Firstly, because there isn't an explicit Constitutional "right to privacy", per se, and even if there was (and there are arguments that several constitutional provisions amount, in aggregate, to a right to privacy), that it wouldn't be absolute, in the same way that freedom of speech and of the press are not absolutes.
Indeed, the closest thing to a right to privacy, the 4th Amendment, has explicit caveats: "The right of the people to be secure in their persons, houses, papers, and effects, against unreasonable searches and seizures, shall not be violated, and no Warrants shall issue, but upon probable cause, supported by Oath or affirmation, and particularly describing the place to be searched, and the persons or things to be seized." (emphasis mine).
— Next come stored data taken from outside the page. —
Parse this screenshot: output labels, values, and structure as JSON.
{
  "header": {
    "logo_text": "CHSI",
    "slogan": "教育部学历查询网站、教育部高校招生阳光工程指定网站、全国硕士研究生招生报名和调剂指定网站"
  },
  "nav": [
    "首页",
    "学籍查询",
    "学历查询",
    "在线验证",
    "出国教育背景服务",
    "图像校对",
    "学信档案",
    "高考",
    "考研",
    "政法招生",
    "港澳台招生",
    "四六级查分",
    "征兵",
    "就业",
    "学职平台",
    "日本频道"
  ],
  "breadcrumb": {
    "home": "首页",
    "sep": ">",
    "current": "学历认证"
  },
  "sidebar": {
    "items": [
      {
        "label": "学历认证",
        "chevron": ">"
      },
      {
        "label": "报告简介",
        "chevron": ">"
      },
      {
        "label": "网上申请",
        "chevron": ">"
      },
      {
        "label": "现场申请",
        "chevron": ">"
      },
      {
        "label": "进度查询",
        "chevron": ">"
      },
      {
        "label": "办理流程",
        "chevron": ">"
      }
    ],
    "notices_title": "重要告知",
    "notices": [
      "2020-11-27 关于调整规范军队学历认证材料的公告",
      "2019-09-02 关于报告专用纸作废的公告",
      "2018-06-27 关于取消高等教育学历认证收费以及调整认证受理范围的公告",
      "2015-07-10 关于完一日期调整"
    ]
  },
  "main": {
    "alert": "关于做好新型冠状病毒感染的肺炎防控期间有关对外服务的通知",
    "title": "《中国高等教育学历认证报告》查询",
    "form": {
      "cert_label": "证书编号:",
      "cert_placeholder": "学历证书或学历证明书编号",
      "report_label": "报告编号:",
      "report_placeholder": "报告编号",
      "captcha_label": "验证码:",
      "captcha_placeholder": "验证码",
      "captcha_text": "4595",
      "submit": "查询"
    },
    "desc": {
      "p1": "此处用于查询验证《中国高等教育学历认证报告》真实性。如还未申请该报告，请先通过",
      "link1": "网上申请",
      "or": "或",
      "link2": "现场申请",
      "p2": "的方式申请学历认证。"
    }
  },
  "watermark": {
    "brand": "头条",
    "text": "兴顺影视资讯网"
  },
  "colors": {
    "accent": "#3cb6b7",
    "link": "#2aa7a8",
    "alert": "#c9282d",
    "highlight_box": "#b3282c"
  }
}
Thus reasonable searches and seizures, especially those authorized by a warrant, are constitutional.
Furthermore, even in light of a constitutional right of privacy derived from this statue, depending on how the "search history" is compiled, the 4th Amendment might not even apply, due to the Katz doctrine, also known as the "open fields" doctrine. Basically, the 4th amendment (as far as searches goes) does not apply to things that are publicly observable; while this would protect a literal "search history" compilation (baring a reasonable search), the searches themselves are public queries, broadcasted over the internet. Anyone watching could compile them into a "search history" themselves.